District and Miami-Dade Continue Monitoring Estuaries
The South Florida Water Management District entered into a five-year cooperative agreement with Miami-Dade County to continue support for long-term environmental monitoring in northeastern Florida Bay, Manatee Bay, and Barnes Sound. The monitoring effort documents how changes in estuary water quality impact seagrass growth off the south Florida coast, according to a Sept. 24 press release.
"Our waterbodies at the southern end of Florida's peninsula are valuable indicators of water quality improvements upstream," said Michael Collins, SFWMD Governing Board member and resident of the Florida Keys. "Monitoring provides an important tool for achieving healthier ecosystems here in the Keys and throughout the region."

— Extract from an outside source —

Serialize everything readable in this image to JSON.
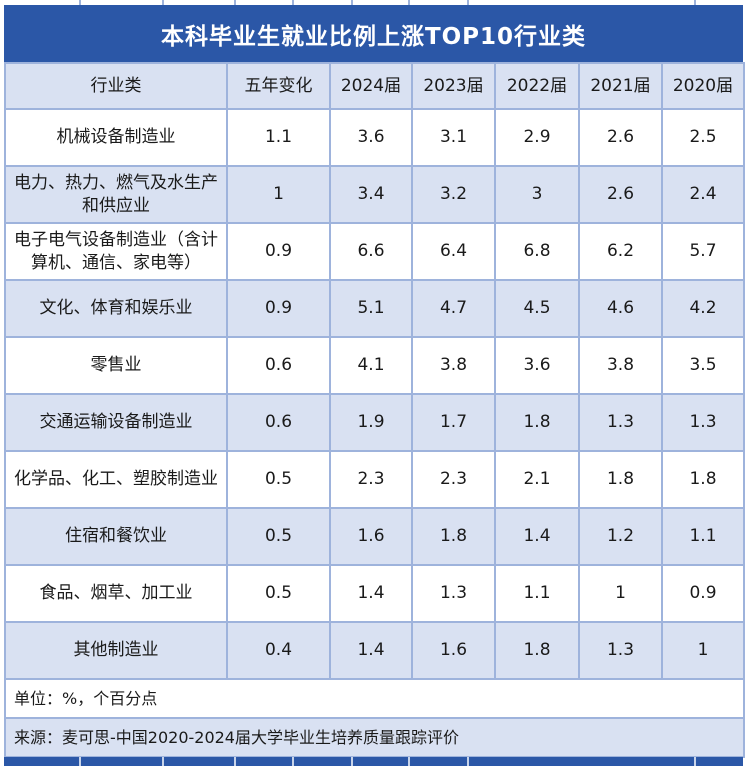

The monitoring program, known as the South Florida Estuarine Submerged Aquatic Vegetation and Water Quality Monitoring Network, is conducted by Miami-Dade's Department of Environmental Resources Management. Department scientists collect water samples from 12 basins in the study area and analyze them for a variety of chemical, physical, and biological features.
The water samples provide information about water quality at a total of 96 random and 10 fixed monitoring stations in the Florida Bay region. These include Manatee Bay, Barnes Sound, Highway Creek, Long Sound, Little Blackwater Sound, northwest Blackwater Sound, Joe Bay, Alligator Bay, Davis Cove, Trout Cove, Little Madeira Bay, and an area south of Little Madeira Bay.
This long-term monitoring effort, which began in 1979, identifies impacts to the estuaries from upstream water management activities. The data collected provide a substantial period of record that serves as a baseline to evaluate estuarine restoration.
The new agreement supports monitoring from Oct. 1, through Sept. 30, 2013. Total SFWMD funding for the five-year project is $539,894.